Dans un entretien diffusé le 7 septembre, Mehenni a détaillé un calendrier politique clair. Le 19 octobre, un congrès extraordinaire du MAK réunira les partisans du mouvement pour valider le projet de déclaration unilatérale d’indépendance. Ce texte sera ensuite transmis au « Parlement kabyle en exil » pour adoption. Le choix du 14 décembre, loin d’être anodin, correspond à l’anniversaire de la résolution 1514 des Nations Unies sur la décolonisation, soulignant le parallèle évident entre la situation de la Kabylie et celle des peuples colonisés.
Ferhat Mehenni ne mâche pas ses mots : selon lui, la Kabylie est « colonisée par l’État algérien depuis 1962 », un État qui n’a jamais été autre chose qu’une machine de confiscation des libertés et d’écrasement des identités, orchestrée par une junte militaire sourde aux aspirations populaires. Le régime, qui ne survit que par la répression et la rente gazière, qualifie le MAK de « mouvement terroriste », preuve supplémentaire de sa panique face à toute contestation légitime.

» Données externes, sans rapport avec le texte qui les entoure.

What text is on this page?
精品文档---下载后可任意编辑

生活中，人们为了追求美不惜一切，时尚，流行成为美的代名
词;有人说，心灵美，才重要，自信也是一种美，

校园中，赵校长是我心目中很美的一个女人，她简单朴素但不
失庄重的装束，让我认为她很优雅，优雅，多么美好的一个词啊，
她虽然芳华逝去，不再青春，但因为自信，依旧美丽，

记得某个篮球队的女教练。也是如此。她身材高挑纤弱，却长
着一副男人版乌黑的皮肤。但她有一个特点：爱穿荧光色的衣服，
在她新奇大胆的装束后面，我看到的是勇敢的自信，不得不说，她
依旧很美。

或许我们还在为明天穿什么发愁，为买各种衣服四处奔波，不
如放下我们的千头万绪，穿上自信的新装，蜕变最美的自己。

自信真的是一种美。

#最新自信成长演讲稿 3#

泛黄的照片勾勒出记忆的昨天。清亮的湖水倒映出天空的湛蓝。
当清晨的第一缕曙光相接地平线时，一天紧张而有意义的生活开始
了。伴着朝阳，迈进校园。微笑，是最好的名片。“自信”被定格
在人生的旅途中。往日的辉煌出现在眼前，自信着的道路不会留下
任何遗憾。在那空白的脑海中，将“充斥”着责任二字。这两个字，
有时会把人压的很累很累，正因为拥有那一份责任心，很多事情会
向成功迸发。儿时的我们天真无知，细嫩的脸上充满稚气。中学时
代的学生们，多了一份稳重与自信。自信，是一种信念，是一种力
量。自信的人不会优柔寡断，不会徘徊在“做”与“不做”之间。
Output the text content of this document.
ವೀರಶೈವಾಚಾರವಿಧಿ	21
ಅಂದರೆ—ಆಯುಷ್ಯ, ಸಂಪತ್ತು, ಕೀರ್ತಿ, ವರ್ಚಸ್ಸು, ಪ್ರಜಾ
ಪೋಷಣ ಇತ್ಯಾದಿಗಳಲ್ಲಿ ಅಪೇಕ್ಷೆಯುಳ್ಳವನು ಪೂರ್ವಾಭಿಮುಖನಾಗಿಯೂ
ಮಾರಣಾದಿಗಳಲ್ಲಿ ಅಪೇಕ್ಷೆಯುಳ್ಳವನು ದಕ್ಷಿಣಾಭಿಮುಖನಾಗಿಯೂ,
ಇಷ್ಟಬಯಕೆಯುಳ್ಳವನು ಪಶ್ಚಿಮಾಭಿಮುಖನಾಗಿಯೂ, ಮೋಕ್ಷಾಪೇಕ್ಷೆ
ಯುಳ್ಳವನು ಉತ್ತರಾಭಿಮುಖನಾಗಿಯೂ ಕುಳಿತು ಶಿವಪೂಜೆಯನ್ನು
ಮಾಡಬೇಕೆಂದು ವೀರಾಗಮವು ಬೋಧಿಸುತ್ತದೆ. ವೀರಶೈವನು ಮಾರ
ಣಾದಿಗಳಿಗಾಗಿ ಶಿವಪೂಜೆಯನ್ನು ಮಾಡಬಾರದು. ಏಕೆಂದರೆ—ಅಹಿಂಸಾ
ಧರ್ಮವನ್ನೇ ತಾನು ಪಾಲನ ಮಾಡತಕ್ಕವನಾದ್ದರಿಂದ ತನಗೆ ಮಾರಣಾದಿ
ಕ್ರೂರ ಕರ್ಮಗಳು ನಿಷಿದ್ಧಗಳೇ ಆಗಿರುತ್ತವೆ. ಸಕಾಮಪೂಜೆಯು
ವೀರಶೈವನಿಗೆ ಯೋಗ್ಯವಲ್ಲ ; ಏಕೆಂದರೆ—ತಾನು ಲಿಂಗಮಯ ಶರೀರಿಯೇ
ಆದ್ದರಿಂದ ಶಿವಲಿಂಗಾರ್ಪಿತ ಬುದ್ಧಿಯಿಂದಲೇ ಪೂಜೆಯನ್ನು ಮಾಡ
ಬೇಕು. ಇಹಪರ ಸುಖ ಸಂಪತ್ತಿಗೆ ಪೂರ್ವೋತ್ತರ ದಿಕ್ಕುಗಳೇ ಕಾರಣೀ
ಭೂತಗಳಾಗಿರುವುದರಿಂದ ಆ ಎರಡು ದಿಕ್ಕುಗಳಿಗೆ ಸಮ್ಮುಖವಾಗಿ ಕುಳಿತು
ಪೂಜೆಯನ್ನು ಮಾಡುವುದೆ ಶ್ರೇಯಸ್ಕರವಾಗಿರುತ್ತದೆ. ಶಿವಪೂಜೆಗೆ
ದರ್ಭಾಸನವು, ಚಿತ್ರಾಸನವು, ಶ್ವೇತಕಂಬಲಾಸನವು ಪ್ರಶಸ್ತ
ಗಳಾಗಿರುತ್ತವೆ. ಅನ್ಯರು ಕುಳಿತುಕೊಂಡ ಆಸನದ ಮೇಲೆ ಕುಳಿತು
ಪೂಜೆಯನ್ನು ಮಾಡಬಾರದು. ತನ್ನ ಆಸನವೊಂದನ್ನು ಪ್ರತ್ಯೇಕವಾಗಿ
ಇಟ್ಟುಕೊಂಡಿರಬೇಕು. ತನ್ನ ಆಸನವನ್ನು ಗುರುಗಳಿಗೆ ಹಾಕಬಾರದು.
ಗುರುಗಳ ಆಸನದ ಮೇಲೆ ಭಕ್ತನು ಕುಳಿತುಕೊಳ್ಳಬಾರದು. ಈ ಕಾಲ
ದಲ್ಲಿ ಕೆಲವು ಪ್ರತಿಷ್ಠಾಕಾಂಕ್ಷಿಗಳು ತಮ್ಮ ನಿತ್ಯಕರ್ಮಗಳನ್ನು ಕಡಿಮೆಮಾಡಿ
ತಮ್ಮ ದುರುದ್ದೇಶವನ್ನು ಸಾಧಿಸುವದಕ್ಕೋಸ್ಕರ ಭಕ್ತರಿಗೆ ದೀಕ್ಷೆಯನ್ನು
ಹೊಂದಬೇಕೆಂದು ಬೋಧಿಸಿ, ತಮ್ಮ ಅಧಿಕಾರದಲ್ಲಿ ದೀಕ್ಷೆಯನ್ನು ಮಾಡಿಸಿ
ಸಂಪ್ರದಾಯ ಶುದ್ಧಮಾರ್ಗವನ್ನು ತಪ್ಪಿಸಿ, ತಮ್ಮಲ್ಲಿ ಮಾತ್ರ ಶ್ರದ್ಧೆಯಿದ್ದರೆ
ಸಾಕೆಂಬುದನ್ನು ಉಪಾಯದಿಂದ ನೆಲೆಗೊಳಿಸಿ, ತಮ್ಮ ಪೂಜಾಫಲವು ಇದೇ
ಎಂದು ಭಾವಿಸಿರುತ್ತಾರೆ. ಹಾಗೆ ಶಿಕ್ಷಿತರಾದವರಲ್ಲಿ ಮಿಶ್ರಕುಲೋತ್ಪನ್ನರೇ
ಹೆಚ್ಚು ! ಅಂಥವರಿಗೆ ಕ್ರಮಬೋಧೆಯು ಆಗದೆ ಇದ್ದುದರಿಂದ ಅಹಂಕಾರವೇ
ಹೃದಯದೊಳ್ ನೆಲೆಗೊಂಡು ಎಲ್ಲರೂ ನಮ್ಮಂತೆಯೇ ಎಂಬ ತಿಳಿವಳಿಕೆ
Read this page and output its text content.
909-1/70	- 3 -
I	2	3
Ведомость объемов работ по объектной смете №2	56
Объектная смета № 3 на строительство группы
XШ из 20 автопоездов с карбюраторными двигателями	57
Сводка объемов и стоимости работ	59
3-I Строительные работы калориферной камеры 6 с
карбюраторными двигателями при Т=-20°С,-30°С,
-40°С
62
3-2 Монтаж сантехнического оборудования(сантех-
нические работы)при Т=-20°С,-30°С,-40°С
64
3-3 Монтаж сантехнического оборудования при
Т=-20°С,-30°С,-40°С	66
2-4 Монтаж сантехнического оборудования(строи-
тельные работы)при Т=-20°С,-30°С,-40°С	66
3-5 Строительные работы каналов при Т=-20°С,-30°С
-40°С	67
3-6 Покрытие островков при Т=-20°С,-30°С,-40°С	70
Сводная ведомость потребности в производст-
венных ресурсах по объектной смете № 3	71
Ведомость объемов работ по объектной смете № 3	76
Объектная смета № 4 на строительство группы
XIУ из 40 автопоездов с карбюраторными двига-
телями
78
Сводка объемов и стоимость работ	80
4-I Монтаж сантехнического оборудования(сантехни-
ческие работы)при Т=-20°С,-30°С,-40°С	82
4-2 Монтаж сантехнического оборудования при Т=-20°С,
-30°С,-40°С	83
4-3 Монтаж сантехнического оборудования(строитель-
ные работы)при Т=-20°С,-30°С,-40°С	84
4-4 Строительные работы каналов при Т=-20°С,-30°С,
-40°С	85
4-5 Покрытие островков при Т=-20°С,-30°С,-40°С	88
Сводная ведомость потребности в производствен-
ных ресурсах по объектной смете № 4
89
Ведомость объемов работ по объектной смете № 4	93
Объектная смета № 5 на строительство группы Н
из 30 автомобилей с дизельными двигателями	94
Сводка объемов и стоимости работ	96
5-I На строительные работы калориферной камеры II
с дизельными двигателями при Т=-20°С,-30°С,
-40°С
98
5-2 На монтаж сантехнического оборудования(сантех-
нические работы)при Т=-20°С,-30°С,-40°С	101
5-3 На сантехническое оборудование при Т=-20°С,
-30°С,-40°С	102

Le MAK, né dans le contexte sanglant du « Printemps noir » de 2001 — révolte réprimée dans le sang par les forces algériennes avec plus de 120 morts et des milliers de blessés — est passé de revendications identitaires à un véritable projet de libération nationale. Loin de s’essouffler, le mouvement prend de l’ampleur, malgré les campagnes de diabolisation orchestrées depuis Alger.
Il est évident qu’une déclaration unilatérale d’indépendance aura, dans un premier temps, une portée symbolique. Mais ce symbole est une arme redoutable contre la dictature militaire qui prétend encore incarner « l’unité nationale » tout en étouffant la diversité et en muselant son peuple. En inscrivant la question kabyle dans le cadre du droit international et de la décolonisation, Ferhat Mehenni place le régime algérien face à ses contradictions et ouvre une brèche que même la répression la plus brutale ne pourra refermer.
La Kabylie, terre d’histoire, de culture et de résistance, n’a pas dit son dernier mot. Tandis qu’Alger s’enlise dans ses obsessions géopolitiques et ses aventures stériles, ce sont ses propres fractures internes qui menacent de précipiter l’effondrement d’un système usé jusqu’à la corde.